Evangelhos canónicos são os que a Igreja reconheceu como sendo aqueles que transmitem autenticamente a tradição apostólica e estão inspirados por Deus. São quatro e só quatro: Mateus, Marcos, Lucas e João. Assim o propôs expressamente Santo Ireneu de Leão nos finais do séc. II (Adversus Haereses 3.11.8-9) e assim o tem mantido constantemente a Igreja, propondo-o finalmente como dogma de fé ao definir o cânone das Sagradas Escrituras no Concílio de Trento (1545-1563).
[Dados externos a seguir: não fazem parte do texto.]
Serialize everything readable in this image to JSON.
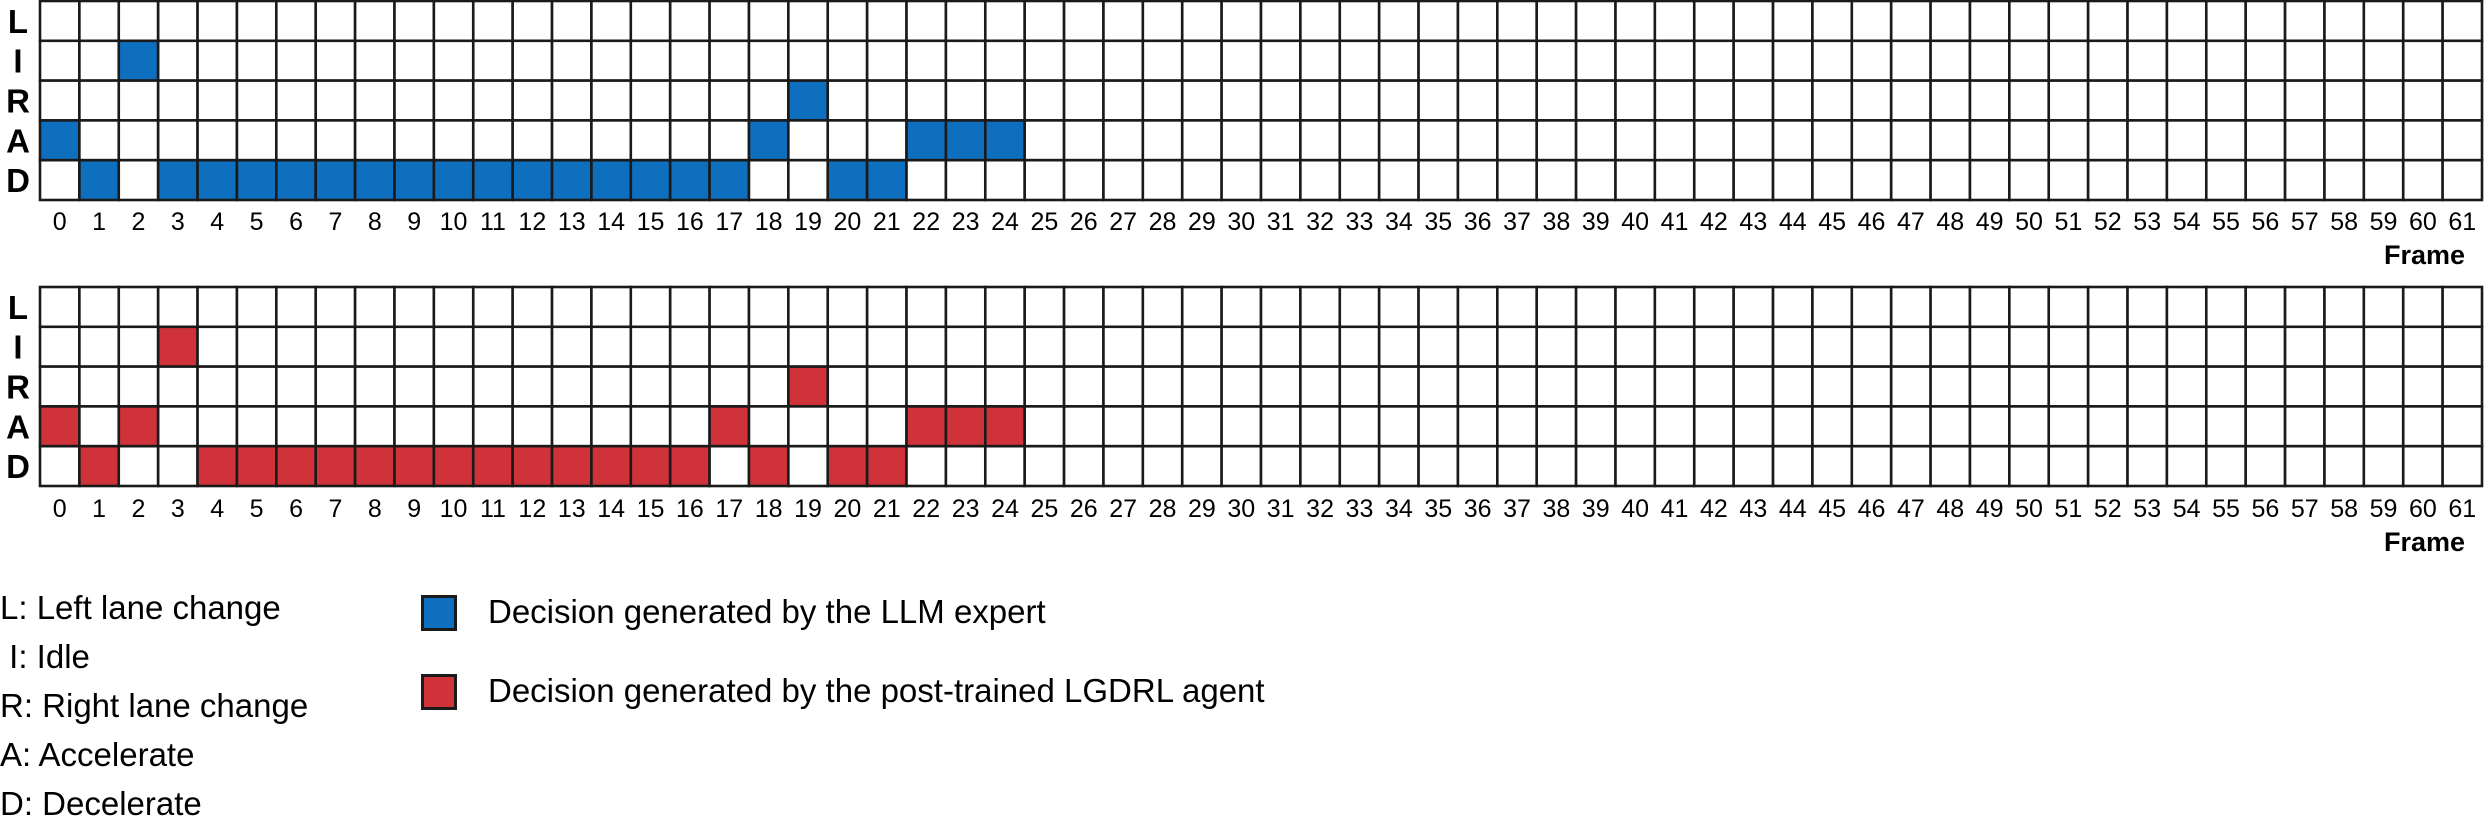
{
  "figure": {
    "row_labels": [
      "L",
      "I",
      "R",
      "A",
      "D"
    ],
    "frames": [
      0,
      1,
      2,
      3,
      4,
      5,
      6,
      7,
      8,
      9,
      10,
      11,
      12,
      13,
      14,
      15,
      16,
      17,
      18,
      19,
      20,
      21,
      22,
      23,
      24,
      25,
      26,
      27,
      28,
      29,
      30,
      31,
      32,
      33,
      34,
      35,
      36,
      37,
      38,
      39,
      40,
      41,
      42,
      43,
      44,
      45,
      46,
      47,
      48,
      49,
      50,
      51,
      52,
      53,
      54,
      55,
      56,
      57,
      58,
      59,
      60,
      61
    ],
    "axis_title": "Frame",
    "panels": [
      {
        "id": "llm-expert",
        "color": "#0f6fbf",
        "decisions": [
          "A",
          "D",
          "I",
          "D",
          "D",
          "D",
          "D",
          "D",
          "D",
          "D",
          "D",
          "D",
          "D",
          "D",
          "D",
          "D",
          "D",
          "D",
          "A",
          "R",
          "D",
          "D",
          "A",
          "A",
          "A"
        ]
      },
      {
        "id": "lgdrl-agent",
        "color": "#d0323a",
        "decisions": [
          "A",
          "D",
          "A",
          "I",
          "D",
          "D",
          "D",
          "D",
          "D",
          "D",
          "D",
          "D",
          "D",
          "D",
          "D",
          "D",
          "D",
          "A",
          "D",
          "R",
          "D",
          "D",
          "A",
          "A",
          "A"
        ]
      }
    ]
  },
  "legend": {
    "actions": [
      {
        "abbr": "L",
        "text": "L: Left lane change"
      },
      {
        "abbr": "I",
        "text": " I: Idle"
      },
      {
        "abbr": "R",
        "text": "R: Right lane change"
      },
      {
        "abbr": "A",
        "text": "A: Accelerate"
      },
      {
        "abbr": "D",
        "text": "D: Decelerate"
      }
    ],
    "sources": [
      {
        "label": "Decision generated by the LLM expert",
        "color": "#0f6fbf"
      },
      {
        "label": "Decision generated by the post-trained LGDRL agent",
        "color": "#d0323a"
      }
    ]
  }
}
A composição destes evangelhos tem as suas raízes no que os apóstolos viram e ouviram estando com Jesus, e nas aparições que tiveram dele depois de ressuscitar de entre os mortos. Logo a seguir os mesmos apóstolos, cumprindo o mandato do Senhor, pregaram a boa notícia (ou evangelho) acerca d’Ele e acerca da salvação que Ele traz a todos os homens, e foram-se formando comunidades de cristãos na Palestina e fora dela (Antioquia, cidades da Ásia Menor, Roma, etc.). Nestas comunidades as tradições foram tomando forma de relatos ou de ensinamentos acerca de Jesus, sempre sob a tutela dos apóstolos que tinham sido testemunhas. Num terceiro momento essas tradições foram postas por escrito integrando-as numa narração em forma de biografia do Senhor. Assim surgiram os evangelhos para uso das comunidades às quais estavam destinados. O primeiro, segundo parece, terá sido Marcos ou talvez uma edição de Mateus, em hebraico ou aramaico, mais breve que a actual. Os outros três imitaram o género literário deste. Neste trabalho, cada evangelista escolheu algumas coisas das muitas que se transmitiam, sintetizou outras e apresentou tudo atendendo à condição dos seus leitores imediatos. Que os quatro gozaram da garantia apostólica vê-se no facto de terem sido recebidos e transmitidos como escritos pelos próprios apóstolos ou por discípulos directos dos mesmos: Marcos foi discípulo de São Pedro e Lucas de São Paulo.
Os evangelhos apócrifos são os que a Igreja não aceitou como conservando autêntica tradição apostólica, embora normalmente fossem apresentados sob o nome de algum apóstolo. Começaram a circular muito cedo, pois já são citados na segunda metade do séc. II, mas não gozavam da garantia apostólica como os quatro reconhecidos e, além disso, muitos deles continham doutrinas que não estavam de acordo com o ensino apostólico. “Apócrifo” começou por significar “segredo” por fazer referência a escritos que se dirigiam a um grupo especial de iniciados e serem conservados nesse grupo. Mais tarde passou a significar inautêntico e inclusivamente herético. À medida que passou o tempo o número desses apócrifos cresceu em grande número, quer para dar pormenores da vida de Jesus que não davam os evangelhos canónicos (por exemplo os apócrifos da infância de Jesus), quer para pôr sob o nome de algum apóstolo ensinamentos divergentes das que eram comuns na Igreja (por exemplo o evangelho de Tomé). Orígenes de Alexandria (+ 245) escrevia: “A Igreja tem quatro evangelhos, os hereges, muitíssimos”.
Entre as informações dos Padres da Igreja, os que conservou a piedade cristã, e os testemunhados de um modo ou outro em papiros, o número de “evangelhos apócrifos” conhecidos é pouco superior a cinquenta.
Bibliografia: V. Balaguer (ed.), Comprender los evangelios, Eunsa, Pamplona 2005; A. de Santos, Los evangelios apócrifos, BAC, Madrid 1993 (8ª ed.); F. Varo, ¿Sabes leer la Biblia?, Planeta, Barcelona 2006.